Finding new solutions to the needs of society is often seen as a challenge for governments and NGOs, but entrepreneurs can also play their part. The European Social Innovation Competition (ESIC) seeks to tap into the talent and energy of business innovators to solve a range of social issues. UK-based Nesta is a global innovation foundation and a partner in ESIC. The director of its Centre for Challenge Prizes, Tris Dyson, told Business Planet it’s important to look beyond government circles for inspiration:
Point of view
These are really important social issues that affect all of us all over in our communities. And we can't just leave this up to governments to solve these problems
“These are really important social issues that affect all of us all over in our communities. And we can’t just leave this up to governments to solve these problems, it’s people with great ideas, for new products and services, that can really help to make a difference.”
In London, Business Planet went to visit an example of the kind of service Dyson highlights; the Bike Project, which recovers old or abandoned bicycles, restores them and gives them to refugees.

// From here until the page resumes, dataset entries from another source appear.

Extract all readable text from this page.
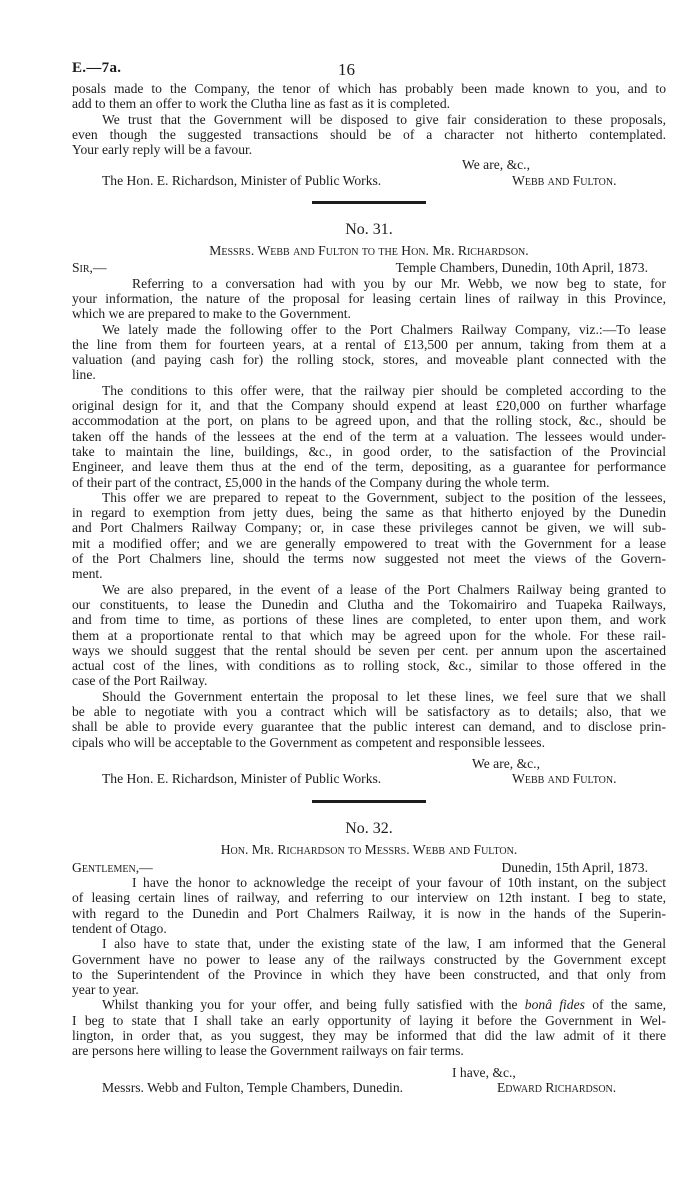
E.—7a.	16
posals made to the Company, the tenor of which has probably been made known to you, and to
add to them an offer to work the Clutha line as fast as it is completed.
We trust that the Government will be disposed to give fair consideration to these proposals,
even though the suggested transactions should be of a character not hitherto contemplated.
Your early reply will be a favour.
We are, &c.,
The Hon. E. Richardson, Minister of Public Works.	Webb and Fulton.
No. 31.
Messrs. Webb and Fulton to the Hon. Mr. Richardson.
Sir,—	Temple Chambers, Dunedin, 10th April, 1873.
Referring to a conversation had with you by our Mr. Webb, we now beg to state, for
your information, the nature of the proposal for leasing certain lines of railway in this Province,
which we are prepared to make to the Government.
We lately made the following offer to the Port Chalmers Railway Company, viz.:—To lease
the line from them for fourteen years, at a rental of £13,500 per annum, taking from them at a
valuation (and paying cash for) the rolling stock, stores, and moveable plant connected with the
line.
The conditions to this offer were, that the railway pier should be completed according to the
original design for it, and that the Company should expend at least £20,000 on further wharfage
accommodation at the port, on plans to be agreed upon, and that the rolling stock, &c., should be
taken off the hands of the lessees at the end of the term at a valuation. The lessees would under-
take to maintain the line, buildings, &c., in good order, to the satisfaction of the Provincial
Engineer, and leave them thus at the end of the term, depositing, as a guarantee for performance
of their part of the contract, £5,000 in the hands of the Company during the whole term.
This offer we are prepared to repeat to the Government, subject to the position of the lessees,
in regard to exemption from jetty dues, being the same as that hitherto enjoyed by the Dunedin
and Port Chalmers Railway Company; or, in case these privileges cannot be given, we will sub-
mit a modified offer; and we are generally empowered to treat with the Government for a lease
of the Port Chalmers line, should the terms now suggested not meet the views of the Govern-
ment.
We are also prepared, in the event of a lease of the Port Chalmers Railway being granted to
our constituents, to lease the Dunedin and Clutha and the Tokomairiro and Tuapeka Railways,
and from time to time, as portions of these lines are completed, to enter upon them, and work
them at a proportionate rental to that which may be agreed upon for the whole. For these rail-
ways we should suggest that the rental should be seven per cent. per annum upon the ascertained
actual cost of the lines, with conditions as to rolling stock, &c., similar to those offered in the
case of the Port Railway.
Should the Government entertain the proposal to let these lines, we feel sure that we shall
be able to negotiate with you a contract which will be satisfactory as to details; also, that we
shall be able to provide every guarantee that the public interest can demand, and to disclose prin-
cipals who will be acceptable to the Government as competent and responsible lessees.
We are, &c.,
The Hon. E. Richardson, Minister of Public Works.	Webb and Fulton.
No. 32.
Hon. Mr. Richardson to Messrs. Webb and Fulton.
Gentlemen,—	Dunedin, 15th April, 1873.
I have the honor to acknowledge the receipt of your favour of 10th instant, on the subject
of leasing certain lines of railway, and referring to our interview on 12th instant. I beg to state,
with regard to the Dunedin and Port Chalmers Railway, it is now in the hands of the Superin-
tendent of Otago.
I also have to state that, under the existing state of the law, I am informed that the General
Government have no power to lease any of the railways constructed by the Government except
to the Superintendent of the Province in which they have been constructed, and that only from
year to year.
Whilst thanking you for your offer, and being fully satisfied with the bonâ fides of the same,
I beg to state that I shall take an early opportunity of laying it before the Government in Wel-
lington, in order that, as you suggest, they may be informed that did the law admit of it there
are persons here willing to lease the Government railways on fair terms.
I have, &c.,
Messrs. Webb and Fulton, Temple Chambers, Dunedin.	Edward Richardson.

“…I told them about Aleppo, about the war and also about the falafel because falafel in Syria is really good. I already made a lot of friends here but sometimes I miss my friends in Syria.” – UNHCR Dream Diaries https://t.co/lHE4iMnwgA— The Bike Project (@The_BikeProject) 12 janvier 2018
Ussumane is a refugee from Guinea Bissau.
In 2013, he was one of the first beneficiaries of the Bike Project After receiving his own bike, Ussumane decided to get involved, he was trained and became a volunteer mechanic for the project.
“For a refugee, having a bike here is very, very, very important,” he says, “because, who else will give you the money every day to travel? Public transport is very expensive. And London is a big capital, you can’t get around on foot. “
At the end of the day of Business Planet’s visit, the Bike Project team began their weekly distribution of bikes, complete with helmets and other safety equipment. The project’s founder, Jem Stein, says their service goes far beyond handing out free bikes:
“We have refurnished and donated over 3,000 bikes to refugees, we have also set up a women’s project; we teach refugee women how to cycle, from scratch. And we sell better quality bikes that we get through a website,” he says.
So far the project has created 10 jobs. It has been so successful efforts are now underway to run it in other cities in England. The initiative has won several awards, including the Impact Award at the latest edition of the European Social Innovation Competition, organised by the European Commission.
The contest is an important springboard for social innovators, says Tris Dyson: “We are looking for people with great ideas from anywhere in Europe, we are going to pick the 30 best people, best ideas, support them, and there are going to be three prizes of 50,000 euros.
“The 2018 edition of the competition opens in the spring in Paris this year. We’re looking for innovators across Europe to keep an eye on social media in order to know how to apply.”
The key message is that entrepreneurs can put their drive, energy and creativity to use in ways that benefits society as a whole.